Congrats and welcome to the fitness world. I would say to not worry about other certs just yet but do continue education. Gain a great understanding of what you just obtained and master that before continuing. Having a lot of certs in the end is just wasting more money when you can just focus on being a master in a couple of areas. Hope this helps.
As I was going through school, my professor said that many of the potential employers she talked to were asking for group certified and personal trainer certified. The trainers I know who are group certified have gotten jobs much faster than those of us with just a CPT Cert. So you might want to look into the group certification.
Other than that, congrats on getting certified and good luck on the job front.
Congratulations on your certification and welcome to our community! I agree with the above answers. If I were you, I would start with an internship or paid position at a YMCA so you can gain experience by working with a diverse group of clients with different needs and at varying fitness levels, ages, etc. No one certification will make you a better trainer; only experience will do that.
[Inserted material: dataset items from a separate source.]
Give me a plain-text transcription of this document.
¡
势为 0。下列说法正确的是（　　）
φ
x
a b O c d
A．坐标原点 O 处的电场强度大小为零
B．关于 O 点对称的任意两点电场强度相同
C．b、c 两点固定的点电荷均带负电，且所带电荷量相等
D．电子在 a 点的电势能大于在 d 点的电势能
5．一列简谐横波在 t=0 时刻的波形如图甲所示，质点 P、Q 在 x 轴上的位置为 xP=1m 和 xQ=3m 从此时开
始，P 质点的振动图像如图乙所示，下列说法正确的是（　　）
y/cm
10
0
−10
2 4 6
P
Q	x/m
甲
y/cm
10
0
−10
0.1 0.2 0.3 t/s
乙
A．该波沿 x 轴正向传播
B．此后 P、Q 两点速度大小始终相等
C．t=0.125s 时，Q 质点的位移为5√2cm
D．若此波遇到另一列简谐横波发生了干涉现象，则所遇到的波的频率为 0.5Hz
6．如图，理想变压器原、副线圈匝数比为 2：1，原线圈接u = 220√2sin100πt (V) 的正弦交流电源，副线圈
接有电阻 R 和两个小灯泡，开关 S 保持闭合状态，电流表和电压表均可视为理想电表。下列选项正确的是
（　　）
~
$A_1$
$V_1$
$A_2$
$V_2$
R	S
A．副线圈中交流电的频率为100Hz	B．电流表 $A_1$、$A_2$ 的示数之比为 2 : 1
Learning how to communicate with clients (active listening, giving constructive feedback and encouragement) and finding out their goals and what’s important to them is key, as is designing the right programs for them. Once you’re comfortable training one client, try training 2, then 3, and work your way up to training groups. In my opinion, this is where our industry is headed. Before you move into providing high-intensity workouts such as Crossfit or Combine360, I recommend leading some boot camp-style classes first if that’s the direction you want to go in. Additional certifications like Crossfit are expensive, so be sure you understand anatomy and physiology as well as the philosophy behind the program. If you follow Crossfit, you know lots of injuries have occurred as a result of trainers not understanding these principles. Be patient, learn from others (and from your own mistakes), and know your limits so you can improve as a trainer. Best of luck!